AIRING INSTEAD OF WASHING
Odor that remains on fabrics can be eliminated by airing. It’s best to hang clothes outside, a ventilated room will also work well. In winter, however, you can take your clothes out in the cold, this practice is recommended by many fabric manufacturers and aims to freeze bacteria and germs that accumulate in our clothes and bedding.
Airing the materials also removes from them residues of any chemicals used in the organic dry cleaning. After picking up your jacket or coat from the laundry room, it is a good idea not to hide them in the closet at once, but hang them for a week in a ventilated place.

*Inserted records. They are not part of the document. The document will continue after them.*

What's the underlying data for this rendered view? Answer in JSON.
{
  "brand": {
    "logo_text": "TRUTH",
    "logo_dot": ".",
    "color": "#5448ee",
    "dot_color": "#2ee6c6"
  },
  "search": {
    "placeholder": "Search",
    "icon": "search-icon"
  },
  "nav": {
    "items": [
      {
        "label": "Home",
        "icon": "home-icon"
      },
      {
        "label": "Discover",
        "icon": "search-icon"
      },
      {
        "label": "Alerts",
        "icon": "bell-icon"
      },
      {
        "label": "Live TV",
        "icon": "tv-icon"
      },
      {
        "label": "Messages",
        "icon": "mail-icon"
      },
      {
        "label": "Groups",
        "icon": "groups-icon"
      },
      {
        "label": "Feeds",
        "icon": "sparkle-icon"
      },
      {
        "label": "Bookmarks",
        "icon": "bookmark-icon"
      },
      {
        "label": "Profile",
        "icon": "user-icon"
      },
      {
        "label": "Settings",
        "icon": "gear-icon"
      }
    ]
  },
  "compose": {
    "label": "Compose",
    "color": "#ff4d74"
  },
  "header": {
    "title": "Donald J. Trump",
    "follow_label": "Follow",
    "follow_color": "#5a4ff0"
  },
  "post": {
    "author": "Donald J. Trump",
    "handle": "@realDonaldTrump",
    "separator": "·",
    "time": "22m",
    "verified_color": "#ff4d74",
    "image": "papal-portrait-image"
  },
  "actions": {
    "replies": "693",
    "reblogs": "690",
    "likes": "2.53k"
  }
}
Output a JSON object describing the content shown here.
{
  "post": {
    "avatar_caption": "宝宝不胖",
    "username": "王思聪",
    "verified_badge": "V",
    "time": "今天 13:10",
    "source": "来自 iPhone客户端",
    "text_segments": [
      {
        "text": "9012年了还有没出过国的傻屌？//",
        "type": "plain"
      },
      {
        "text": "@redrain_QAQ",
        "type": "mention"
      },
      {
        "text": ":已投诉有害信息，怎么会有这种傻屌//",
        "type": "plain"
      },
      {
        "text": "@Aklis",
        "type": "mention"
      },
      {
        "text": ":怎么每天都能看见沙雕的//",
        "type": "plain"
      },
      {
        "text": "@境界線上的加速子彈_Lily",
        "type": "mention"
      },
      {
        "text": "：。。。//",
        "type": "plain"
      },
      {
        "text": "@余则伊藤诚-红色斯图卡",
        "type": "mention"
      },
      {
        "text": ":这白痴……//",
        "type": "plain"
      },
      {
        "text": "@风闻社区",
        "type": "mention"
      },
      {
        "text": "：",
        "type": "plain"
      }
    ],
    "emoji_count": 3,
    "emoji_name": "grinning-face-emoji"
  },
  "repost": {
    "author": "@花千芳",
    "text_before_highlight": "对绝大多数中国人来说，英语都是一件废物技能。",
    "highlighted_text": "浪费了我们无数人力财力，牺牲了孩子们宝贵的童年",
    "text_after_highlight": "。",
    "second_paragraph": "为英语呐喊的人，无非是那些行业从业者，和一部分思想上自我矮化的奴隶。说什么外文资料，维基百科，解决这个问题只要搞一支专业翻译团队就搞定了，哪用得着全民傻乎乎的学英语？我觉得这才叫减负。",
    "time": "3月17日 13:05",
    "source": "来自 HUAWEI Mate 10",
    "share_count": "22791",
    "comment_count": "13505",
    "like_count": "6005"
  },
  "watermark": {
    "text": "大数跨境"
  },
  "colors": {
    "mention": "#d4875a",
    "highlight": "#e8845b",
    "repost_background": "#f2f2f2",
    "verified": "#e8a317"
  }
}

The steam straightens fabric folds. If you do not have time to iron or when the clothes are not very creased, hang them on a hanger in the bathroom while showering.
For the sake of your clothes and to reduce the carbon footprint, avoid the dryer. Drying cotton in this way damages the fibers and leads to cracks in the fabric, which reduces its durability by 25%. A side effect is also the pilling of clothes.
After removing from the washing machine and before hanging, shake off every piece of clothing to straighten the fabric. This treatment can even eliminate the need for ironing!
Things that may stretch (e.g. woolen sweaters) should be dried spread out – preferably on a soft towel, which varies depending on the degree of moisture.
If you like it when your bedding, napkins and tablecloths are smooth, use a natural mixture to spray the fabric. Dissolve half a teaspoon of cornstarch in 250 ml of water and pour into an atomizer bottle. Use this mix when ironing. Maybe you know this way from your childhood – it’s starching (just remember not to starch cotton t-shirts – it’s a method that you use for clothes or bedding)!
Give your clothes a “breathe” without squeezing them on one shelf. Many clothes are better to hang on hangers than to fold. If you fold them, try to do it along the seams – this will avoid unwanted creases.
REPAIR, DO NOT THROW AWAY
If you are unable to repair clothes yourself or you do not have enough time for it, it is worth taking them to tailor (and shoes for shoemakers). Remember that if you can’t fix something, you can redo it – the patch does not have to be made of a plaid shirt, you can make an aesthetic detail from a delicate fabric, which will give your clothes a unique character.
By repairing clothes, you prolong their lives, save money, time, energy and resources on our planet.
WHAT TO DO WITH CLOTHES THAT YOU DO NOT WEAR ANYMORE?
If they are in good condition:
– Try to find a new home for them among family or friends.
– Organize a SWAP or check if there are any gearing up in your area. On the Ethy Instagram and Facebook we mention such actions in different cities!
– Maybe there is a Single Mother’s House in your area? Or a family who needs something new? A foundation that collects clothes for the homeless? A lot of charity super actions are being created on the internet, e.g. collection of warm things for refugees. Look for some charity shops on Ethy Maps.
– Helping Through Clothes http://www.pomaganieprzezubranie.pl is a portal where you can order a courier who will come and take unwanted items. For each kilogram, he will transfer the percentage of profit of their sales to the foundation of your choice.
If they are not wearable:
There are several possibilities: first of all, do not throw away your clothes – it’s a pity if they are wasted. There are better solutions, e.g.
– Use old items as cleaning cloths. You will extend their lives for several years.
– Announce somewhere that you have to give away worn clothes and materials – there are many people who know how to give them a second life and a new destiny.
– Return clothes to containers or to recycle. You will find a collection point in every major store.
– You can unravel unwanted sweaters to get new wool.